Symmetric Tree

Problem Description

Given the root of a binary tree, check whether it is a mirror of itself (i.e., symmetric around its center).

A binary tree is symmetric if the left subtree is a mirror reflection of the right subtree.

Approach

To determine if a binary tree is symmetric, we can use a recursive approach. We will compare the left and right subtrees of the tree.

Steps:

1. Checker Function: Create a helper function that takes two nodes as arguments and checks if they are mirrors of each other.

   • If both nodes are null, return true.
   • If one node is null and the other is not, return false.
   • If the values of both nodes are different, return false.
   • Recursively check the left child of the first node against the right child of the second node, and the right child of the first node against the left child of the second node.
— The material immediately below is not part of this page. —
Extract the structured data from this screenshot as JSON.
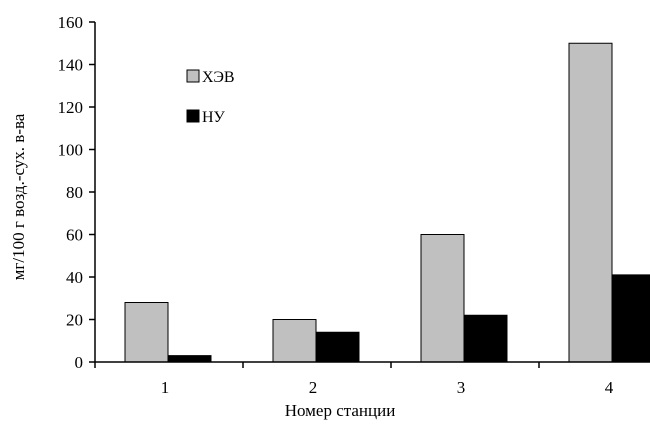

2. Main Function: In the main function, call the checker function with the left and right children of the root.

Java Implementation

/**
 * Definition for a binary tree node.
 */
class TreeNode {
    int val;         // Node value
    TreeNode left;   // Left child
    TreeNode right;  // Right child

    // Constructor to create a node with no children
    TreeNode() {}

    // Constructor to create a node with a value
    TreeNode(int val) { 
        this.val = val; 
    }

    // Constructor to create a node with a value and children
    TreeNode(int val, TreeNode left, TreeNode right) {
        this.val = val; 
        this.left = left; 
        this.right = right; 
    }
}

class Solution {
    // Main function to check if the tree is symmetric
    public boolean isSymmetric(TreeNode root) {
        return checker(root.left, root.right); // Check if left and right subtrees are mirrors
    }

    // Helper function to check if two nodes are mirrors of each other
    public static boolean checker(TreeNode p, TreeNode q) {
        // Both nodes are null, so they are symmetric
        if (p == null && q == null) {
            return true;
        }
        // One node is null while the other is not, so they are not symmetric
        if (p == null || q == null) {
            return false;
        }
        // Values of the nodes must be the same for them to be mirrors
        if (p.val != q.val) {
            return false;
        }
        // Recursively check the left and right children for mirror symmetry
        return checker(p.left, q.right) && checker(p.right, q.left);
    }
}
//C++ Implementation
#include <iostream>

using namespace std;

/**
 * Definition for a binary tree node.
 */
struct TreeNode {
    int val;          // Node value
    TreeNode* left;   // Pointer to left child
    TreeNode* right;  // Pointer to right child

    // Constructor to create a node with a value
    TreeNode(int x) : val(x), left(NULL), right(NULL) {}
};

class Solution {
public:
    // Main function to check if the tree is symmetric
    bool isSymmetric(TreeNode* root) {
        return checker(root->left, root->right); // Check if left and right subtrees are mirrors
    }

    // Helper function to check if two nodes are mirrors of each other
    bool checker(TreeNode* p, TreeNode* q) {
        // Both nodes are null, so they are symmetric
        if (!p && !q) {
            return true;
        }
        // One node is null while the other is not, so they are not symmetric
        if (!p || !q) {
            return false;
        }
        // Values of the nodes must be the same for them to be mirrors
        if (p->val != q->val) {
            return false;
        }
        // Recursively check the left and right children for mirror symmetry
        return checker(p->left, q->right) && checker(p->right, q->left);
    }
};
//Python Implementation
class TreeNode:
    def __init__(self, x):
        self.val = x      # Node value
        self.left = None  # Left child
        self.right = None # Right child

class Solution:
    # Main function to check if the tree is symmetric
    def isSymmetric(self, root: TreeNode) -> bool:
        return self.checker(root.left, root.right) # Check if left and right subtrees are mirrors

    # Helper function to check if two nodes are mirrors of each other
    def checker(self, p: TreeNode, q: TreeNode) -> bool:
        # Both nodes are null, so they are symmetric
        if not p and not q:
            return True
        # One node is null while the other is not, so they are not symmetric
        if not p or not q:
            return False
        # Values of the nodes must be the same for them to be mirrors
        if p.val != q.val:
            return False
        # Recursively check the left and right children for mirror symmetry
        return self.checker(p.left, q.right) and self.checker(p.right, q.left)

Time Complexity

Time Complexity : O(n)

The time complexity is O(n) since we traverse each node in the binary tree once.

Space Complexity

Space Complexity: O(h) The space complexity is O(h), where h is the height of the tree. This space is used by the recursive stack. In the worst case (unbalanced tree), it can go up to O(n).